Ф. Соссюр, объединив положения О. Конта (статика, динамика), Э. Дюркгейма (язык-речь), а также А. Арно и Б. Лансело, создал весьма сложную для понимания теорию языка, основной особенностью которой было рассмотрение последнего как формальной системы, независимой от человека. Ф. Соссюр использовал для построения своей теории более низшие, чем слово, иерархические уровни. Тем самым он положил начало структурной лингвистике. Особый интерес в его теории представляет проблема ценностей знака. «В центре концепции Соссюра лежит теория ценностей (значимости) лингвистического знака, восходящая к учению о меновой стоимости в политической экономии». Соссюр пишет об этом следующим образом: «Ценность (в наибольшей степени и в любой момент) является синонимом члена, входящего в систему (исходных членов), и точно так же она в столь же большой степени является синонимом предмета, на который ее можно обменять».

Очень высоко оценил структурный подход Ф. Соссюра К.К. Леви-Строс: «Вся природа - по Соссюру, на том основании, что передача наследственной информации в клетке подчиняется законам, вскрытым в "Курсе общей лингвистики"». Аналогичные идеи высказывал Н.Я. Марр. Согласно его учению все слова всех языков мира можно свести к четырем лексическим элементам: САЛ, ВЕР, ЙОН и РОШ. Леви-Строс, как и Соссюр, ратовал за изучение языка, который он отождествлял с культурой в целом, математическими методами. Он возлагал большие, но увы, несбывшиеся надежды, на революционные, по его мнению, открытия комбинаторики (раздел теории вероятностей) и теории информации в разрешении этнологических проблем. И в этом могла бы помочь общая теория знаковых систем, частью которой должна быть этнология.

Самое парадоксальное в проблеме разработки языка как исчисления состоит в том, что практически важную задачу создания формальных систем выполнили одни ученые, а методологию и даже философию «исчисляющего» мира и человека использовали другие. При этом «методология исчисляющего мира» совершенно не связана с действительно реальным революционным прорывом - созданием языков программирования.
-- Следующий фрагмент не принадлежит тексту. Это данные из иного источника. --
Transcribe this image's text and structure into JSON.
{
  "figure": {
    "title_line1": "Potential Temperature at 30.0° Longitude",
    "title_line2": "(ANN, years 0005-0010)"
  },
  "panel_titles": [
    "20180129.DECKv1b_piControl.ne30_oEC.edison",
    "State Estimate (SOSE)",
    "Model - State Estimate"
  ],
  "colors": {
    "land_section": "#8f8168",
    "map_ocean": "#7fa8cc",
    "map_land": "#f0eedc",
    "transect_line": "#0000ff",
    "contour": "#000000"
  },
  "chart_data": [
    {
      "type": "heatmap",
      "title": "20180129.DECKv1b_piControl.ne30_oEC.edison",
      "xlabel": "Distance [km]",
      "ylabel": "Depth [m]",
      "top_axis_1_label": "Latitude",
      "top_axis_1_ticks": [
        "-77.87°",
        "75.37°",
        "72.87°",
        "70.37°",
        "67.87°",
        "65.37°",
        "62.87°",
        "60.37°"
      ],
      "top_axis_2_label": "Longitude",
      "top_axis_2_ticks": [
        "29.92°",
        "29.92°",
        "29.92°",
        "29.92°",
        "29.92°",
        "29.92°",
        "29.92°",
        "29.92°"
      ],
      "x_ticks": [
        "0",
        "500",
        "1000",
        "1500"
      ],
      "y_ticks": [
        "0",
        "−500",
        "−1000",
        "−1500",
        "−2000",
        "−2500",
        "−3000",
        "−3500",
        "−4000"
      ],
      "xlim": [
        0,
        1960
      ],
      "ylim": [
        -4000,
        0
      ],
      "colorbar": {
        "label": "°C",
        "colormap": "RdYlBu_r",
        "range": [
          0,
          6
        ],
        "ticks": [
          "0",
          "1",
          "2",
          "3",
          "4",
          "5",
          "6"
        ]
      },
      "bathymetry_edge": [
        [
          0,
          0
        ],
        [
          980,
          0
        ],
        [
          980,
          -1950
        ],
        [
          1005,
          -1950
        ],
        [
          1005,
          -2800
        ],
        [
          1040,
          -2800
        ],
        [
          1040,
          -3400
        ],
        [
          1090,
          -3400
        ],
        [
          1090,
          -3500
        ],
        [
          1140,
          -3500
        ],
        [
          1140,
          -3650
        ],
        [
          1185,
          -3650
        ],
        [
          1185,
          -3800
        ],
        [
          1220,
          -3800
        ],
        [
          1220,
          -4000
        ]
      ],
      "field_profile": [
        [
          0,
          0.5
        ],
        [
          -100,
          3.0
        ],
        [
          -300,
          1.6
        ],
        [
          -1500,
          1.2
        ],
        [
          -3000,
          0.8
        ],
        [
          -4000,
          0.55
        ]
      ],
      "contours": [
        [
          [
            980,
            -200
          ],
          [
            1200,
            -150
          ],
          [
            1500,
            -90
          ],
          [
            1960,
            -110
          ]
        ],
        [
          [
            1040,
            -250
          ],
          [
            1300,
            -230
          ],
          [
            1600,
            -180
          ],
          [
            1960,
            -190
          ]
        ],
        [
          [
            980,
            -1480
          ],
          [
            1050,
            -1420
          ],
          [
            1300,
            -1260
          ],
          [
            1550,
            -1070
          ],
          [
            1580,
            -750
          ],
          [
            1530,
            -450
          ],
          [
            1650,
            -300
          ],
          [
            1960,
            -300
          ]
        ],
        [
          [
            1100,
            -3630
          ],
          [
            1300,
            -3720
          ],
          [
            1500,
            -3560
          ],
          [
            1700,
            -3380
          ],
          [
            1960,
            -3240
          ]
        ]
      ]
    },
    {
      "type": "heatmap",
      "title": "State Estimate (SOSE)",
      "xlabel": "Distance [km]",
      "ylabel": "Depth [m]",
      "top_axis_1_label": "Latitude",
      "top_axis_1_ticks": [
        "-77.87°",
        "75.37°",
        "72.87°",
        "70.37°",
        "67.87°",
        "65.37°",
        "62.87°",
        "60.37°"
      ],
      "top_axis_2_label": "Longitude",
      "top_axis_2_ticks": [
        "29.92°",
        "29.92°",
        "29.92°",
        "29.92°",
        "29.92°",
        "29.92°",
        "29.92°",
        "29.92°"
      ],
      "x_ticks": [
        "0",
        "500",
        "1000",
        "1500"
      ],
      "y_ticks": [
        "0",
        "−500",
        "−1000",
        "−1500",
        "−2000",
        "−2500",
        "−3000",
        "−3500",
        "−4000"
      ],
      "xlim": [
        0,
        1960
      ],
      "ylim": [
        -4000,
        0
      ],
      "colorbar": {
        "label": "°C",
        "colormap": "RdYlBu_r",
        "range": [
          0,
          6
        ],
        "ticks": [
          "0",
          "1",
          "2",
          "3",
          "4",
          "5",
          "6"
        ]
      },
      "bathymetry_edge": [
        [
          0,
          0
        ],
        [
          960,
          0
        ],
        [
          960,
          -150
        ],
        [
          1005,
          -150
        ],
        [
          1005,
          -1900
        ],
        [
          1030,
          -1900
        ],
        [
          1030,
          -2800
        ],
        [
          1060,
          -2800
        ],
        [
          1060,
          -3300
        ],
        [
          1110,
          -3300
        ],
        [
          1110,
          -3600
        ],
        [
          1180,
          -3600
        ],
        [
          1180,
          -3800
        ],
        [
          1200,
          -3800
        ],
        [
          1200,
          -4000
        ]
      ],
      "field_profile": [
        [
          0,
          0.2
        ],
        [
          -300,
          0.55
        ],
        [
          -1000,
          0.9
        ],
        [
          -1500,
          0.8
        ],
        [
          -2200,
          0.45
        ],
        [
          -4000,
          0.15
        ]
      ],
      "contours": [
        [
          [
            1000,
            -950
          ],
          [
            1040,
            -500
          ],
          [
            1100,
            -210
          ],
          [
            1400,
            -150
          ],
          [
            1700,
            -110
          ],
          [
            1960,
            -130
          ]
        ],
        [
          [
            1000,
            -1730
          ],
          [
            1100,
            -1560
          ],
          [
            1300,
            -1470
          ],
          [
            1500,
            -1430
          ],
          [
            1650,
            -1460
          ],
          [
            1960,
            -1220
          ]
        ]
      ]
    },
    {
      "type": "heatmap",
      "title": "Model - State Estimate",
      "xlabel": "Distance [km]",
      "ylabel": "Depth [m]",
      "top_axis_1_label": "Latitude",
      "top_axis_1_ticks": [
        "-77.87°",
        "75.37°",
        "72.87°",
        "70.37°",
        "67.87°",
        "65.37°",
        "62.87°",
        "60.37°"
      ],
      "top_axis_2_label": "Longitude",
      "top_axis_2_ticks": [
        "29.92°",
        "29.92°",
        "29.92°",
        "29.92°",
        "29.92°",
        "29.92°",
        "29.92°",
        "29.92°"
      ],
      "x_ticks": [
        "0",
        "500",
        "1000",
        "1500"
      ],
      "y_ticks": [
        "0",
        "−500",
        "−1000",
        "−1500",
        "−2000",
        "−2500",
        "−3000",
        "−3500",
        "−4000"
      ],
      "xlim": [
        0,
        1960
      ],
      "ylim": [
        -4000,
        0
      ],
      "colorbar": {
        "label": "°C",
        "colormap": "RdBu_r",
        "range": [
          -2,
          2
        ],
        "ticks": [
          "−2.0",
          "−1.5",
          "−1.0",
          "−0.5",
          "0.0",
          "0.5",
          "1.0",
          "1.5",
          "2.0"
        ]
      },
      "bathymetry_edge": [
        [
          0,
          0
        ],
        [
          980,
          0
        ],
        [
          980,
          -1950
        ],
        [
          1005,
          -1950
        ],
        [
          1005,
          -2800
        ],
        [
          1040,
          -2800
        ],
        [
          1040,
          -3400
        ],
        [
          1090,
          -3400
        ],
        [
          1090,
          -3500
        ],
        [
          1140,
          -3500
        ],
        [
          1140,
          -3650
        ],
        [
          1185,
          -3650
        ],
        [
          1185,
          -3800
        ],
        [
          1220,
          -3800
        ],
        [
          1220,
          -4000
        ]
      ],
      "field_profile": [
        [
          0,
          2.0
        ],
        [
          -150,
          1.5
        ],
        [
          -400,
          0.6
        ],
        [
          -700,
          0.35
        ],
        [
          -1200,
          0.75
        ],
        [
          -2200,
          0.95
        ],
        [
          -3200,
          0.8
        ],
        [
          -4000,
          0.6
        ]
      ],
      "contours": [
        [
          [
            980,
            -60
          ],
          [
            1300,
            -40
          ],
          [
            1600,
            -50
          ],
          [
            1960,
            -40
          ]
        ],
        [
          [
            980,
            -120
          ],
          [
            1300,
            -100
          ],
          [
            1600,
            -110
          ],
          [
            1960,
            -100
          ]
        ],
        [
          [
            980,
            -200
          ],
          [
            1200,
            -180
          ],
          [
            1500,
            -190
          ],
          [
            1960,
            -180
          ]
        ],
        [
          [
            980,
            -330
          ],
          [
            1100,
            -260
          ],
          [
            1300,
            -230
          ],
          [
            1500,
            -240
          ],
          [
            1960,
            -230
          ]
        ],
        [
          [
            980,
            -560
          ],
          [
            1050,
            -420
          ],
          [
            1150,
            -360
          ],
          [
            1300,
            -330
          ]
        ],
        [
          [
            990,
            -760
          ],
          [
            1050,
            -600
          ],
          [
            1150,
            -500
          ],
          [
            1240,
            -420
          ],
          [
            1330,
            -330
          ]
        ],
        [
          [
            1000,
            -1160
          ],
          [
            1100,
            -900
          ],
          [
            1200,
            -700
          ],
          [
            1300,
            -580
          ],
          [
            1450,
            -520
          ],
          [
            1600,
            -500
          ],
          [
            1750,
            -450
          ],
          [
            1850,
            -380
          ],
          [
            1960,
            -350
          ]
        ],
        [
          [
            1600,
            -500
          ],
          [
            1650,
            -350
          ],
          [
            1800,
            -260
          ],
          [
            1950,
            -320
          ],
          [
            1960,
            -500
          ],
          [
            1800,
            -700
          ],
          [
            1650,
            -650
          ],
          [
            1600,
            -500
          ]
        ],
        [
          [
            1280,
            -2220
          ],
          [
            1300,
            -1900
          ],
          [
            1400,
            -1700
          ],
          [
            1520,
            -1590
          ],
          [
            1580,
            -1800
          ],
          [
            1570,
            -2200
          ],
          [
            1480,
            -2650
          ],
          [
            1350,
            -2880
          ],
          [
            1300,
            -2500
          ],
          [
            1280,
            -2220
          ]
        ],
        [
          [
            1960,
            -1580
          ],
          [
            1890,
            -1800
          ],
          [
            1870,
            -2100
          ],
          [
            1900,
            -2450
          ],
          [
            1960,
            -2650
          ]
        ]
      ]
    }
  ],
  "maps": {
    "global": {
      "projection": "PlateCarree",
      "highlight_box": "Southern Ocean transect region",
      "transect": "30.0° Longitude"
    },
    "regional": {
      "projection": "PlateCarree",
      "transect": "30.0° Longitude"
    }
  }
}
Итак, исследование языка как формальной системы не привело к созданию метаязыка, облегчившего общение народов. Логико-математические исследования в конечном счете привели к созданию базы для разработки формальных языков программирования - средства общения с ЭВМ. В связи с этим существенным представляется вопрос: как понимают язык-речь сторонники структурализма или что есть коммуникация согласно этой доктрине? С точки зрения Леви-Строса, все проблемы языка и культуры можно решить с помощью неких математических методов. По отношению к коммуникации это означает обмен словами. Независимость языка в теории Леви-Строса очень близка к абсолютизации роли грамматики Б. Уорфа. И для Леви-Строса, и для Уорфа язык выступает в качестве абсолюта, вне времени и пространства, и управляет всеми людьми. Леви-Строс к этой абсолютизации добавляет связь с бессознательными структурами. В результате символическое у Леви-Строса, т. е. язык и обмен (сделка, соглашение), имеет своим источником бессознательные структуры и доминирует над всеми остальными сферами бытия человека. При этом у Леви-Строса символическое порождает само себя. Положение Леви-Строса «мифы придумывают друг друга» - наилучшая иллюстрация такого самопорождения. Человеку же отводится пассивная роль в функционировании уже сложившихся структур, ибо не индивид придает смысл структуре, в которой он живет, а сама структура определяет смысл его жизни.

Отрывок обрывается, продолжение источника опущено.